Since the startup world isn’t quite as meritocratic as it pretends to be, and is arguably less so than it was 20 years ago, I’d say that yes, there are investment bargains like this to be had.
All things considered, I’d much rather let people risk their money on startups than at the roulette table.
I say all this with empathy for them. Driven people often have that extreme tunnel vision, and it has the potential to cost them everything. Sayers deserves to be prosecuted and likely punished, but it may be a while before he even understands that he did anything wrong.
Alternate possibility, Sayers is fundamentally crooked and I’m hopelessly naive.
Sounds pretty crooked to me. Why are we so willing to give wealthy people (or those who appear to be wealthy) the benefit of the doubt? We don’t usually weave these sympathetic narratives for criminals from other segments of society.
Of course I have no idea if the article is accurate - I’m just going by what it claims that he did.
They raised money. They rented a huge office space. They got booths at trade shows and worked hard on PR.
But the one thing they didn’t apparently do is try to build and ship a phone. Maybe he thought he could simply collect enough money to pay a contract manufacturer to do it all for him, but after a decade without progress and countless lies perpetrated to investors and then media, I don’t think he secretly thought he was doing the right thing.
But I believe at least the CTO worked hard to build and ship a phone. We were coworkers for a while as he worked on the Saygus project (he's very capable and personable), and he brought in a prototype phone at least once, showing us its features and obviously he cared and had worked on it.
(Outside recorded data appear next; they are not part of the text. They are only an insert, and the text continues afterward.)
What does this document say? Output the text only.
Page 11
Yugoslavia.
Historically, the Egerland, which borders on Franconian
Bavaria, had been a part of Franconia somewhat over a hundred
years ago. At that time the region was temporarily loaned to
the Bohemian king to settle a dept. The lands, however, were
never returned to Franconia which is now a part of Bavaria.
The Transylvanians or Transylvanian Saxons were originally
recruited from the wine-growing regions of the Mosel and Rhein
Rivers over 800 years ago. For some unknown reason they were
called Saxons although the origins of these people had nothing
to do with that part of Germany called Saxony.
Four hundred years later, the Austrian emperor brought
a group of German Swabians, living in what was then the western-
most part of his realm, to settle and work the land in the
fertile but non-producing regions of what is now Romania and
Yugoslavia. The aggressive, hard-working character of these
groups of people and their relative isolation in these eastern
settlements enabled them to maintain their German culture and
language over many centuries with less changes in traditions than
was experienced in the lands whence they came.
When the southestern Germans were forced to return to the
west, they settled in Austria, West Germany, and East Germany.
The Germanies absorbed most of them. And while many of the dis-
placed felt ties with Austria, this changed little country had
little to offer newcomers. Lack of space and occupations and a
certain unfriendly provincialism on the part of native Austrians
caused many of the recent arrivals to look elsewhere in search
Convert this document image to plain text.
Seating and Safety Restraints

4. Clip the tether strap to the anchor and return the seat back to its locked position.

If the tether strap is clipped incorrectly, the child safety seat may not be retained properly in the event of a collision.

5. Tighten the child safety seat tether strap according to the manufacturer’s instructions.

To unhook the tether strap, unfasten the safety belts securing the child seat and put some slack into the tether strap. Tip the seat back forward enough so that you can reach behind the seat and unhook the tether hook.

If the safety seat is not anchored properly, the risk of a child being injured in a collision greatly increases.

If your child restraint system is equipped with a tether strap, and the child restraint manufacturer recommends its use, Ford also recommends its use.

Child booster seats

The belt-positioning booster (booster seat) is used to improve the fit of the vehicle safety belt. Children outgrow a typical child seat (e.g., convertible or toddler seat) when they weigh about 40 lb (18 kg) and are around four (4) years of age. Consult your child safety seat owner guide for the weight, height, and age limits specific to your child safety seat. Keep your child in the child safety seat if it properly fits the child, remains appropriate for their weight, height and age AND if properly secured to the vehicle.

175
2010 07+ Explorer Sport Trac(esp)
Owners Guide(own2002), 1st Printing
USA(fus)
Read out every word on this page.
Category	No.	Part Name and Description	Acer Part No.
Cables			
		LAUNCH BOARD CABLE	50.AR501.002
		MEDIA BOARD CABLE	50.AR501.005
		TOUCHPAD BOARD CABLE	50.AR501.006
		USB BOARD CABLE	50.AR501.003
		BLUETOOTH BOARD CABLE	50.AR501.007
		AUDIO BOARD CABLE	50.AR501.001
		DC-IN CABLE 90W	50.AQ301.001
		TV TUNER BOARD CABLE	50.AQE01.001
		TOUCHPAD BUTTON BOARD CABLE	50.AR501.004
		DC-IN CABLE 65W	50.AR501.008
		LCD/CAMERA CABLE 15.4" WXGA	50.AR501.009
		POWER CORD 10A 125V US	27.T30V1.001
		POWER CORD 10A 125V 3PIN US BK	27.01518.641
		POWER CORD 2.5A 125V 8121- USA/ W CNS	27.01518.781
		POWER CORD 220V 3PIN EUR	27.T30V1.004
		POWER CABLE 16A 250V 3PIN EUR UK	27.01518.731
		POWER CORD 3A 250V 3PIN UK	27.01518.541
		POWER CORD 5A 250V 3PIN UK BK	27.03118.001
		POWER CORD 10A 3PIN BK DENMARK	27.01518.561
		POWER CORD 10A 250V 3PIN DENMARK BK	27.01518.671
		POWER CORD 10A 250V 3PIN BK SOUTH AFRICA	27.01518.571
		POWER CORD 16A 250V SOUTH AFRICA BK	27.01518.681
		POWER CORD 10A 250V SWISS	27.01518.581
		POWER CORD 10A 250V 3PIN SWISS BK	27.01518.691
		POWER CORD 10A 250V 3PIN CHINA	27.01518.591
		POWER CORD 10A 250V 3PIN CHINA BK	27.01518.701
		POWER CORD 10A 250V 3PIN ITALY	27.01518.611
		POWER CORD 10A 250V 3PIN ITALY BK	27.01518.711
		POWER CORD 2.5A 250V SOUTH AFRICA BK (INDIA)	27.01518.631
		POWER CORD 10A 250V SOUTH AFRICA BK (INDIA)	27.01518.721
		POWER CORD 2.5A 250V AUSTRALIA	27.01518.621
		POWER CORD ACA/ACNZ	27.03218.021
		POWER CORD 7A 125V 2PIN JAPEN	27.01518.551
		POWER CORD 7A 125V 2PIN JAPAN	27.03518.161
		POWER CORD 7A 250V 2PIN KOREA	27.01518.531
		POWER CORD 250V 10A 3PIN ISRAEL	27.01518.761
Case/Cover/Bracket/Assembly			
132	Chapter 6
I remember him expressing which features were really important to him, him demoing some cool-for-the-time video conferencing software he had written that ran on it, and later on at least once, expressing his frustration that the phone had hardware issues (manufacturing flaws I think), and the Chinese manufacturer they were working with had refused to make another prototype with them fixed, until they had more money or a guaranteed contract for a large production run (or something like that). I think he was working at it for a long time.
Edit: It seems very possible that the CEO met someone with good ideas and very strong abilities, may have had some positive intentions, but spent too much too soon or got overexcited about the $ or just not enough nose-to-grindstone at the business execution level, and/or that successfully launching a phone to manufacturing is extremely hard & expensive. But again I'm not in a position to know more.